Da trilogia da Revolução Francesa, “Liberdade,
Igualdade e Fraternidade”, a última foi sempre a mais esquecida. Nas Igrejas
Cristãs, todos são filhos de Deus, mas raramente os reconhecemos como nossos
irmãos.
Qual é
então a situação da população mundial?
Os números
são conhecidos: 1% da população mundial concentra 43% da riqueza, enquanto 50%
fica apenas com 2%. Neste mundo há 871 milhões de pessoas com fome; mais de
1.000 milhões encontram-se na indigência e cerca de 3.000 milhões na pobreza.
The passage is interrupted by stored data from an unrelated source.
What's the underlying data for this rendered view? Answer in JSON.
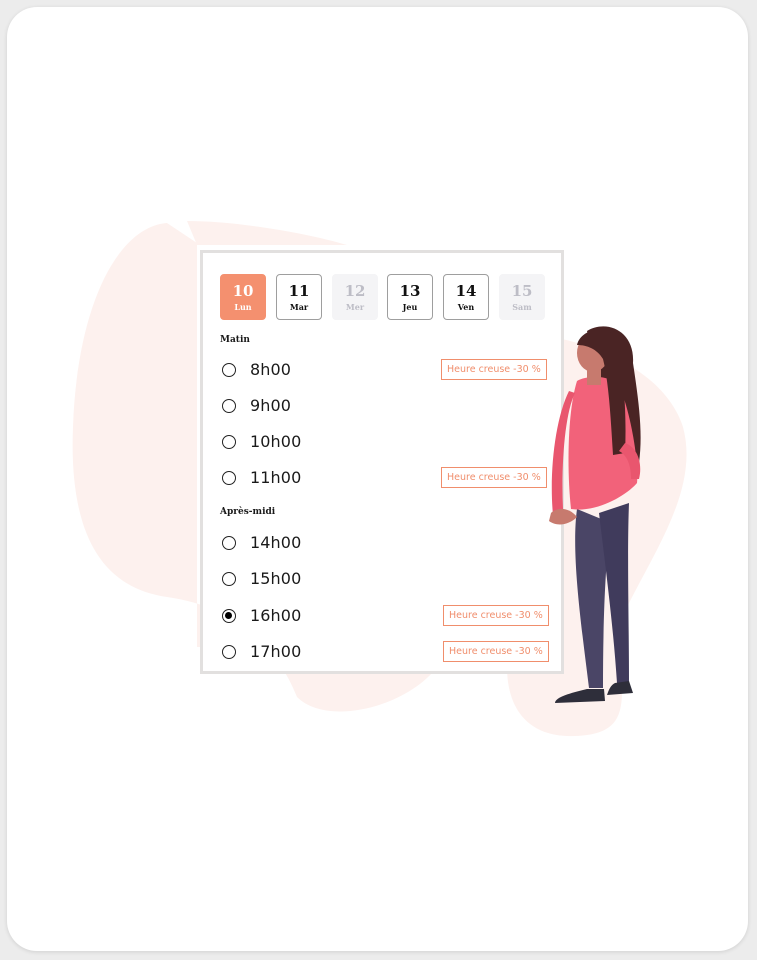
{
  "colors": {
    "accent": "#f4906f",
    "badge": "#f08e6c",
    "blob": "#fdf1ee",
    "disabled_bg": "#f4f4f6"
  },
  "days": [
    {
      "num": "10",
      "name": "Lun",
      "state": "selected"
    },
    {
      "num": "11",
      "name": "Mar",
      "state": "available"
    },
    {
      "num": "12",
      "name": "Mer",
      "state": "disabled"
    },
    {
      "num": "13",
      "name": "Jeu",
      "state": "available"
    },
    {
      "num": "14",
      "name": "Ven",
      "state": "available"
    },
    {
      "num": "15",
      "name": "Sam",
      "state": "disabled"
    }
  ],
  "morning": {
    "title": "Matin",
    "slots": [
      {
        "time": "8h00",
        "badge": "Heure creuse -30 %",
        "selected": false
      },
      {
        "time": "9h00",
        "badge": "",
        "selected": false
      },
      {
        "time": "10h00",
        "badge": "",
        "selected": false
      },
      {
        "time": "11h00",
        "badge": "Heure creuse -30 %",
        "selected": false
      }
    ]
  },
  "afternoon": {
    "title": "Après-midi",
    "slots": [
      {
        "time": "14h00",
        "badge": "",
        "selected": false
      },
      {
        "time": "15h00",
        "badge": "",
        "selected": false
      },
      {
        "time": "16h00",
        "badge": "Heure creuse -30 %",
        "selected": true
      },
      {
        "time": "17h00",
        "badge": "Heure creuse -30 %",
        "selected": false
      }
    ]
  },
  "illustration": {
    "icon": "woman-standing-illustration"
  }
}
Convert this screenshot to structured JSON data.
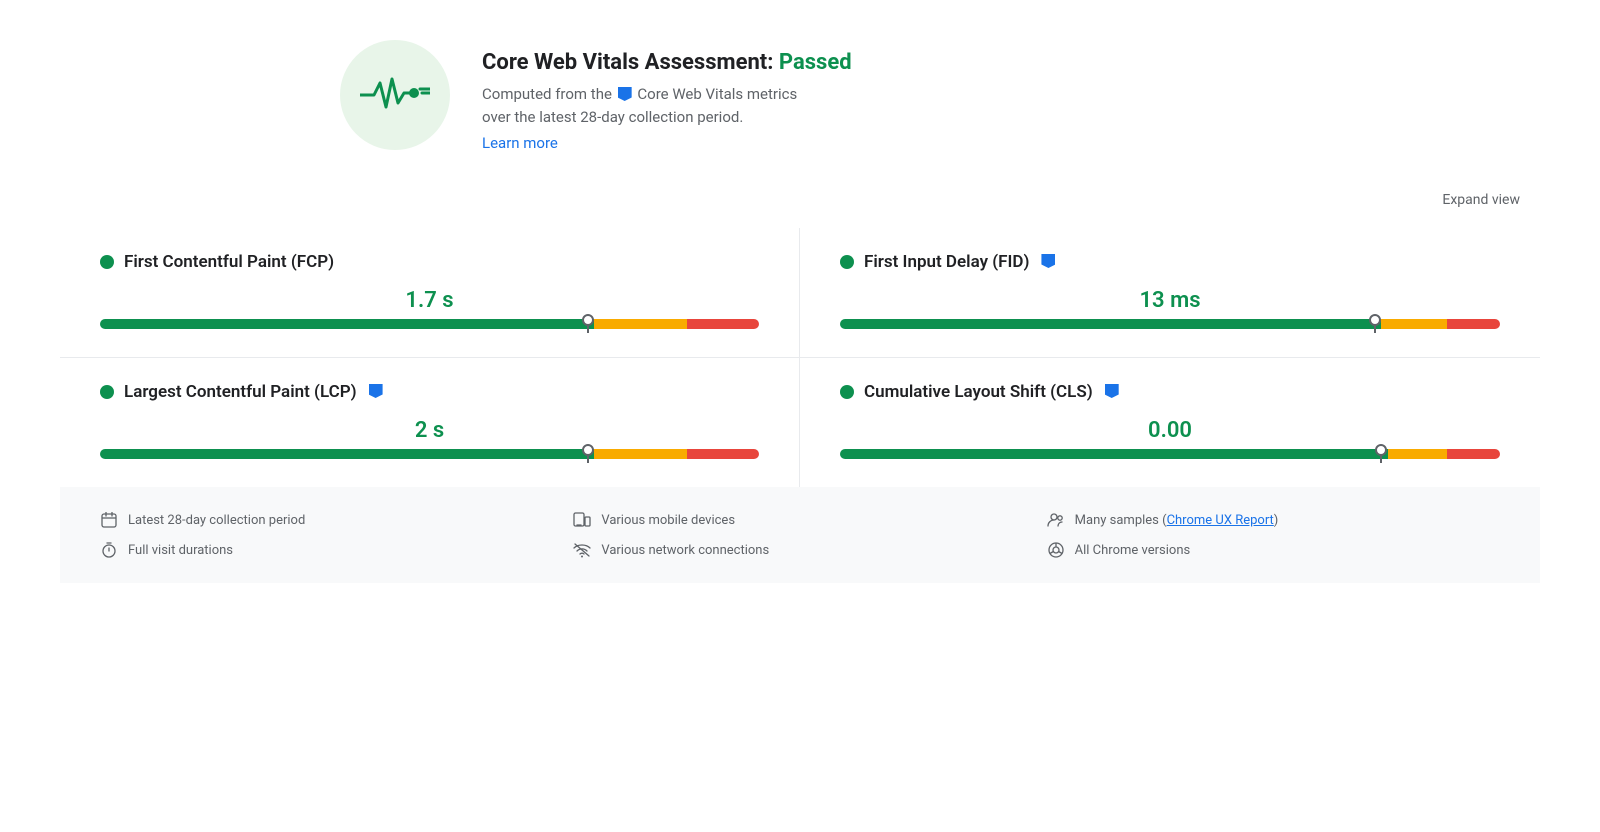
{
  "header": {
    "title_prefix": "Core Web Vitals Assessment: ",
    "title_status": "Passed",
    "description_part1": "Computed from the",
    "description_part2": "Core Web Vitals metrics",
    "description_part3": "over the latest 28-day collection period.",
    "learn_more_label": "Learn more"
  },
  "expand": {
    "label": "Expand view"
  },
  "metrics": [
    {
      "id": "fcp",
      "title": "First Contentful Paint (FCP)",
      "has_flag": false,
      "value": "1.7 s",
      "green_pct": 75,
      "orange_pct": 14,
      "red_pct": 11,
      "needle_pct": 74
    },
    {
      "id": "fid",
      "title": "First Input Delay (FID)",
      "has_flag": true,
      "value": "13 ms",
      "green_pct": 82,
      "orange_pct": 10,
      "red_pct": 8,
      "needle_pct": 81
    },
    {
      "id": "lcp",
      "title": "Largest Contentful Paint (LCP)",
      "has_flag": true,
      "value": "2 s",
      "green_pct": 75,
      "orange_pct": 14,
      "red_pct": 11,
      "needle_pct": 74
    },
    {
      "id": "cls",
      "title": "Cumulative Layout Shift (CLS)",
      "has_flag": true,
      "value": "0.00",
      "green_pct": 83,
      "orange_pct": 9,
      "red_pct": 8,
      "needle_pct": 82
    }
  ],
  "footer": {
    "items": [
      {
        "icon": "calendar-icon",
        "text": "Latest 28-day collection period",
        "link": null
      },
      {
        "icon": "devices-icon",
        "text": "Various mobile devices",
        "link": null
      },
      {
        "icon": "users-icon",
        "text": "Many samples (",
        "link": "Chrome UX Report",
        "text_after": ")",
        "link_null": false
      },
      {
        "icon": "timer-icon",
        "text": "Full visit durations",
        "link": null
      },
      {
        "icon": "wifi-icon",
        "text": "Various network connections",
        "link": null
      },
      {
        "icon": "chrome-icon",
        "text": "All Chrome versions",
        "link": null
      }
    ]
  }
}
Neste mundo, 900 milhões não têm água potável, 1.000 milhões não têm acesso à
luz eléctrica e 2.160 milhões não possuem instalações sanitárias.
Já estamos
tão habituados à linguagem dos números, a propósito de tudo e de nada, que em
vez de nos aproximarem da realidade vivida, afastam-na. O Papa Francisco podia
recitar todos estes números e dizer, com verdade, estes são todos membros da
nossa família. Ele sabe que por aí não iria longe. Também não parece muito
interessado em juntar textos doutrinários aos dos outros Papas e engrossar as
bibliotecas piedosas. Passaram nove meses sobre a sua eleição. Não foi a
eleição de Sua Santidade, mas a de um pecador em processo de conversão,
chamando os cardeais, os bispos, os padres a essa condição para poderem servir
e dinamizar as comunidades cristãs. Não ficou por aí. Escolheu o caminho do
exemplo, mas não para dar exemplo. Se espantou o mundo com os seus gestos, foi
por causa da sua autenticidade, sem recurso ao marketing religioso. De repente,
vimos o Papa como imaginamos que terá sido Jesus Cristo, há dois mil anos.
Desde a quinta-feira santa, o seu caminho tem sido o encontro com a periferia
do mundo, o lugar da Igreja.
Para uns,
isto é uma alegria, um convite a fazer o mesmo. Para outros, é uma descoberta.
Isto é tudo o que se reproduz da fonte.